By: Dr. Sela Kleiman, C.Psych
Within a few minutes of their first conversation, a White individual inquisitively asks a racialized minority a seemingly innocuous question they have likely been asked numerous times previously, “So, where are you from?” Now, imagine the above scenario but with the actors’ roles reversed (i.e., the racialized minority asks the White individual the same question). Which event is more common? Many people who live in Canada and the U.S would intuitively respond that the first scenario is more likely. The reason for this difference requires a contextual understanding of race relations; that is, knowing which social groups are dominant and as a consequence of this, who defines those that are normal from those that deviate from the norm. In our society, both historically and presently, White folks hold a disproportionate amount of power in society to institute and promulgate these definitions. Perhaps it is not surprising then, that as a result, White people receive messages daily which serve to confirm their sense of being normal. Contrarily, racial minorities often receive messages that convey the opposite sentiment. Given these realities, the question, “So, where are you from?” becomes rife with meaning. Indeed, what comes across as innocent curiosity may be read by those receiving it as reinforcement of a sense of un-belonging, especially given the frequency with which this event may occur. Inter-racial interactions between dominant and non-dominant group members are never just an isolated event; instead, they are historically and contextually grounded within the broader social systems that one lives.
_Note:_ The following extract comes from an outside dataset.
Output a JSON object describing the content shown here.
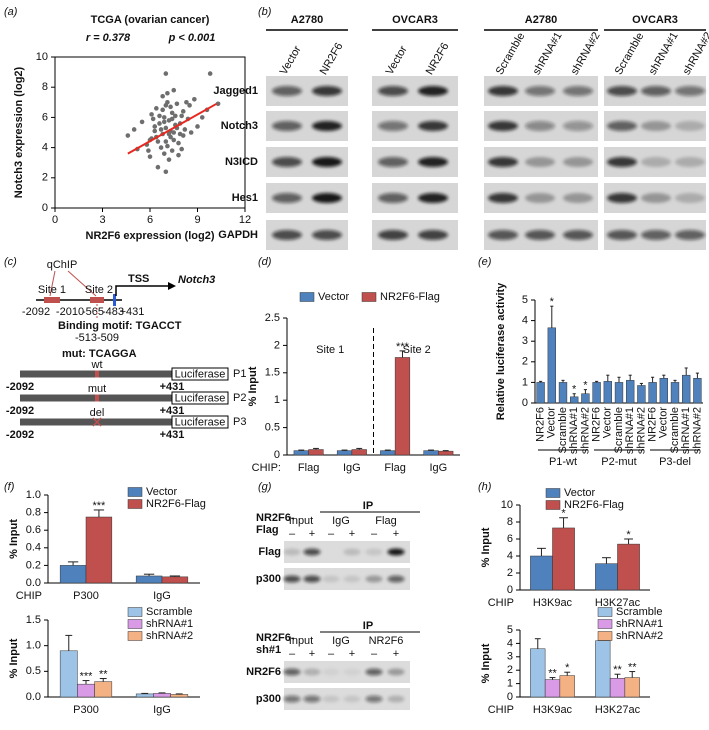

The above incident highlights one of many examples of racial microaggressions which are subtle slights, jabs, and insults which convey demeaning messages to racialized minorities by dominant group members. Perpetrators of racial microaggressions are often well-meaning White folks, mostly unaware of the effect of their actions. This manifestation of racism, of course, stands in contradistinction to the overt, consciously directed racism more typical of a bygone era. And though most can agree that a dramatic decrease in “old-fashioned racism” is a good thing, one consequence has been that contemporary racism falls below the radar of most. Indeed, its subtle and insidious nature makes modern-day racism appear virtually non-existent to those who perpetuate it. Unfortunately, a consequence of this is that racism is referenced as a problem “over there” or “back then” and as such not given the warranted attention.
Research on racial microaggressions has exploded in recent years (read Derald Wing Sue as a starting point), and various empirical studies have documented their varied manifestations. Moreover, researchers have documented its adverse psychological and physiological effects. As a starting point, it is critical for clinicians working with clients to be aware of current racial dynamics so that discussions of race and racism are not minimized or ignored in therapy. By ignoring these critical issues, therapists unwittingly disempower their clients by locating the root of mental health issues associated with racism within the individual rather than due to prevailing social forces. Clinicians who convey this message risk perpetuating the very thing that may in part be responsible for their client’s mental health issues.